Будто Маленький Гарлем, теснимый стеклянными колоннами замка
доктора Зло – сияющими ракетами над Манхэттеном. Осень —
здесь – пахнет морем. Тельняшки (драные), радость (пьяная).
За обшарпанным домом [престарелых] рядом с галереей искусств
играет джаз, и панки блюют смесью портвейна и яблок.
Жители Восточной и Западной стороны, сокрушённые необходимостью
прошедшего времени, – гордо – приезжим: «Кандиль, апорт… О-о-о, апорт…»
Жители Маленького Бродвея рассказывают, как обманчив ландшафт.
Обитатели Маленького Бронкса чинят прохудившиеся крыши, на чердаке
хрипит магнитофон: «Жизнь в полицейском государстве».
Пока экспаты выгуливают соотечественников в горном парке:
Маленькое Яблоко – на ладони, покрытое дымной плесенью.
С крыши города не видно, как я прогуливаюсь
по скверу, как на меня смотрит бронзовый Махатма —
задрав подол сари, переступает невидимый ручей…
Цусима
старший лейтенант 18 отряда миноносцев третьей эскадры
Японского соединённого флота
Хироши Миямура провожает майский морской закат
кажется: майский морской закат ещё никогда не был таким
думает: возможно – уже не будет
вспоминает 1896 год: поход в кино – впервые
он увидел людей на простыне (ещё не познав простыней)
людей, выходящих с завода братьев Люмьер: в их лицах
читалась нынешняя война, читалась
кровь, что будет пролита в столице противника, читалась
кровь, что прольётся ещё
бессилие, бессмысленность и бесстрашие
послезавтра, когда Миямура
выживет – возможно – вернётся героем
в душном кинозале он будет
смотреть в лицо последнего рабочего, покинувшего завод —
того, что испортил композицию, что вышел
без пиджака, велосипеда и – самое главное – без шляпы
как —
как он посмел?
Заговор против дулевейля (черновик революционной песни)

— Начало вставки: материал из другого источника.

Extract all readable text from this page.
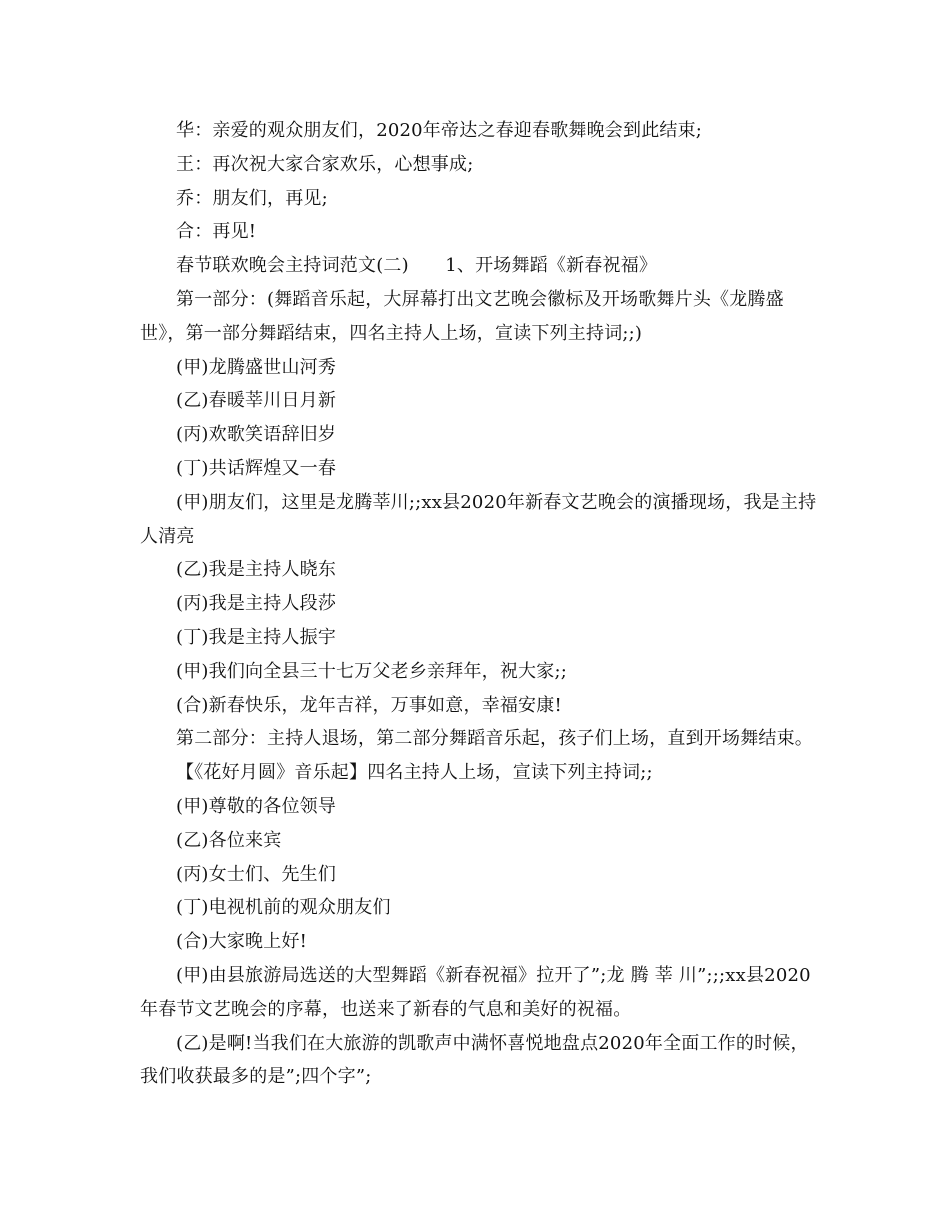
华：亲爱的观众朋友们，2020年帝达之春迎春歌舞晚会到此结束;

王：再次祝大家合家欢乐，心想事成;

乔：朋友们，再见;

合：再见!

春节联欢晚会主持词范文(二)　　1、开场舞蹈《新春祝福》

第一部分：(舞蹈音乐起，大屏幕打出文艺晚会徽标及开场歌舞片头《龙腾盛世》，第一部分舞蹈结束，四名主持人上场，宣读下列主持词;;)

(甲)龙腾盛世山河秀

(乙)春暖莘川日月新

(丙)欢歌笑语辞旧岁

(丁)共话辉煌又一春

(甲)朋友们，这里是龙腾莘川;;xx县2020年新春文艺晚会的演播现场，我是主持人清亮

(乙)我是主持人晓东

(丙)我是主持人段莎

(丁)我是主持人振宇

(甲)我们向全县三十七万父老乡亲拜年，祝大家;;

(合)新春快乐，龙年吉祥，万事如意，幸福安康!

第二部分：主持人退场，第二部分舞蹈音乐起，孩子们上场，直到开场舞结束。

【《花好月圆》音乐起】四名主持人上场，宣读下列主持词;;

(甲)尊敬的各位领导

(乙)各位来宾

(丙)女士们、先生们

(丁)电视机前的观众朋友们

(合)大家晚上好!

(甲)由县旅游局选送的大型舞蹈《新春祝福》拉开了”;龙 腾 莘 川”;;;xx县2020年春节文艺晚会的序幕，也送来了新春的气息和美好的祝福。

(乙)是啊!当我们在大旅游的凯歌声中满怀喜悦地盘点2020年全面工作的时候，我们收获最多的是”;四个字”;
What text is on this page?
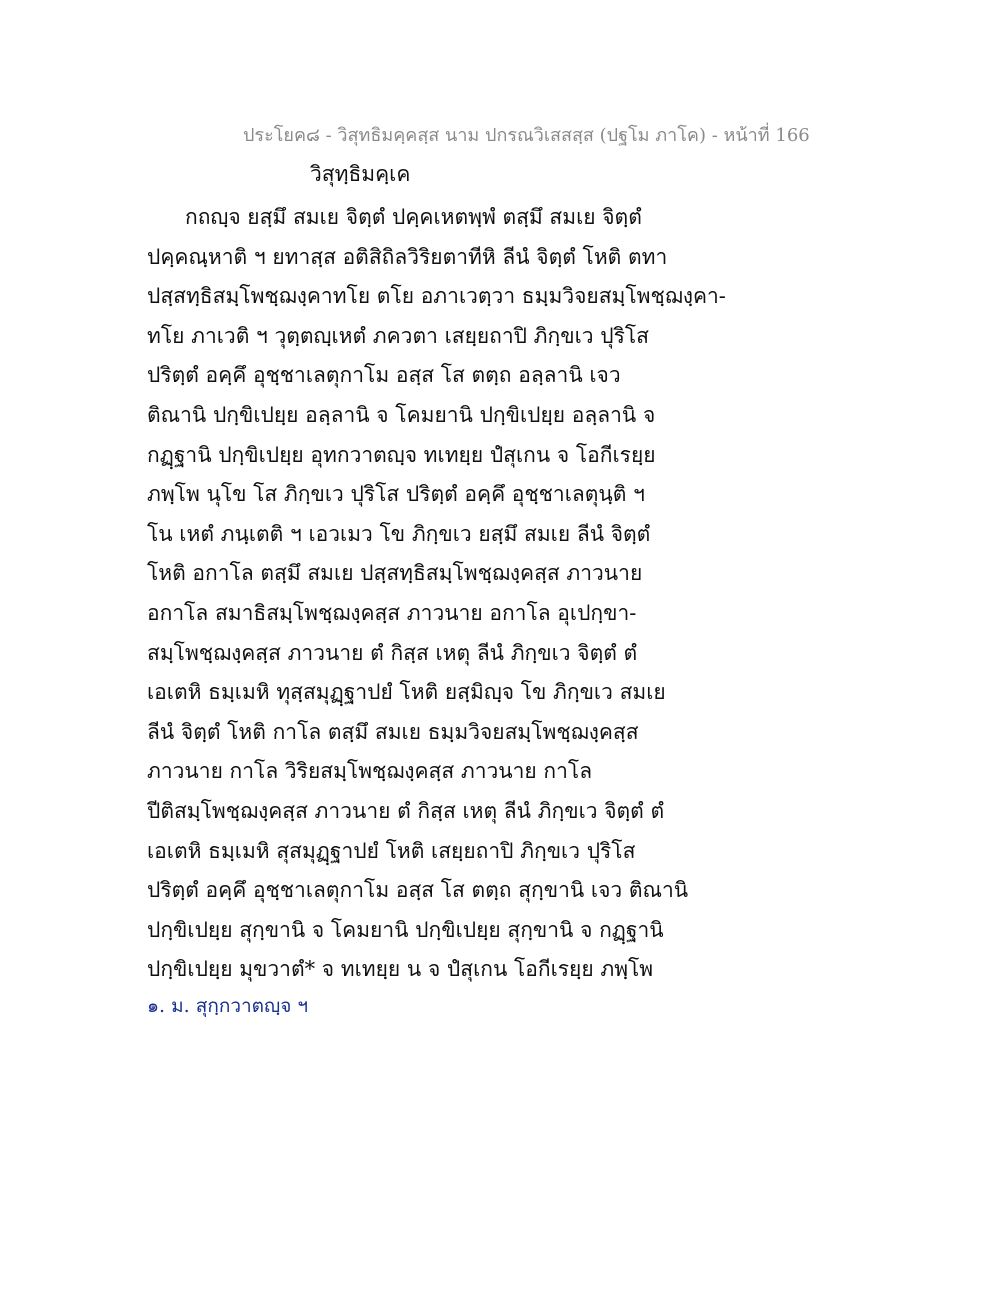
ประโยค๘ - วิสุทธิมคฺคสฺส นาม ปกรณวิเสสสฺส (ปฐโม ภาโค) - หน้าที่ 166
วิสุทฺธิมคฺเค
กถญฺจ ยสฺมึ สมเย จิตฺตํ ปคฺคเหตพฺพํ ตสฺมึ สมเย จิตฺตํ
ปคฺคณฺหาติ ฯ ยทาสฺส อติสิถิลวิริยตาทีหิ ลีนํ จิตฺตํ โหติ ตทา
ปสฺสทฺธิสมฺโพชฺฌงฺคาทโย ตโย อภาเวตฺวา ธมฺมวิจยสมฺโพชฺฌงฺคา-
ทโย ภาเวติ ฯ วุตฺตญฺเหตํ ภควตา เสยฺยถาปิ ภิกฺขเว ปุริโส
ปริตฺตํ อคฺคึ อุชฺชาเลตุกาโม อสฺส โส ตตฺถ อลฺลานิ เจว
ติณานิ ปกฺขิเปยฺย อลฺลานิ จ โคมยานิ ปกฺขิเปยฺย อลฺลานิ จ
กฏฺฐานิ ปกฺขิเปยฺย อุทกวาตญฺจ ทเทยฺย ปํสุเกน จ โอกีเรยฺย
ภพฺโพ นุโข โส ภิกฺขเว ปุริโส ปริตฺตํ อคฺคึ อุชฺชาเลตุนฺติ ฯ
โน เหตํ ภนฺเตติ ฯ เอวเมว โข ภิกฺขเว ยสฺมึ สมเย ลีนํ จิตฺตํ
โหติ อกาโล ตสฺมึ สมเย ปสฺสทฺธิสมฺโพชฺฌงฺคสฺส ภาวนาย
อกาโล สมาธิสมฺโพชฺฌงฺคสฺส ภาวนาย อกาโล อุเปกฺขา-
สมฺโพชฺฌงฺคสฺส ภาวนาย ตํ กิสฺส เหตุ ลีนํ ภิกฺขเว จิตฺตํ ตํ
เอเตหิ ธมฺเมหิ ทุสฺสมุฏฺฐาปยํ โหติ ยสฺมิญฺจ โข ภิกฺขเว สมเย
ลีนํ จิตฺตํ โหติ กาโล ตสฺมึ สมเย ธมฺมวิจยสมฺโพชฺฌงฺคสฺส
ภาวนาย กาโล วิริยสมฺโพชฺฌงฺคสฺส ภาวนาย กาโล
ปีติสมฺโพชฺฌงฺคสฺส ภาวนาย ตํ กิสฺส เหตุ ลีนํ ภิกฺขเว จิตฺตํ ตํ
เอเตหิ ธมฺเมหิ สุสมุฏฺฐาปยํ โหติ เสยฺยถาปิ ภิกฺขเว ปุริโส
ปริตฺตํ อคฺคึ อุชฺชาเลตุกาโม อสฺส โส ตตฺถ สุกฺขานิ เจว ติณานิ
ปกฺขิเปยฺย สุกฺขานิ จ โคมยานิ ปกฺขิเปยฺย สุกฺขานิ จ กฏฺฐานิ
ปกฺขิเปยฺย มุขวาตํ* จ ทเทยฺย น จ ปํสุเกน โอกีเรยฺย ภพฺโพ
๑. ม. สุกฺกวาตญฺจ ฯ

ой-ли так-ли дуй-ли вей-ли
а не всё ли равно ли?
век бросается на цели
а цели уходящие
а цели молятся
богородица уведи нас от борева
господи спаси нас от курева
отжени от нас ленина сталина путина
сотвори чудо чудное – покажи диво дивное
ой-ли бай-ли – не Абай ли
там – из тьмы первопечальной
и в тоске первопричинной
слова пыльные мёртвым веком
низложены рукой живой отринуты
господи проведи нас до чистого
а не до чистого так до памяти
до чистой и светлой памяти
до чужой и чистой и светлой памяти
ой-ли так-ли – не дурак ли?
да
дурак
а как по другому
никак ангел мой по другому
Китайская демократия
мы все ещё помним помним свободу
выражение свободы на лицах
ожидание свободы в глазах
тогда ещё не наших
странное греческое слово демократия
странная новая страна
в которой нет песен для нового быта
пятнадцать лет
Аксель
пятнадцать лет
сколько за эти пятнадцать лет выпито дурного бухла в забегаловках спальных районов
сколько выпето твоих песен в заблёванных портовых караоке
если бы ты подсчитал ты был бы горд собой
мы постепенно становится меньше
остаётся я и ты и он и она
ожидание свободы в глазах
уже в наших
выражение несвободы на лицах
уже не наших
смешные греческие корни
смешное казахское слово демократия
смешная новая страна
смешные новые песни для нового быта
пятнадцать лет
Аксель
пятнадцать лет
когда мне было пятнадцать лет
твои песни раздавались из всех динамиков
даже на радио маяк
(трёхканальный приёмник весна с электронными часами)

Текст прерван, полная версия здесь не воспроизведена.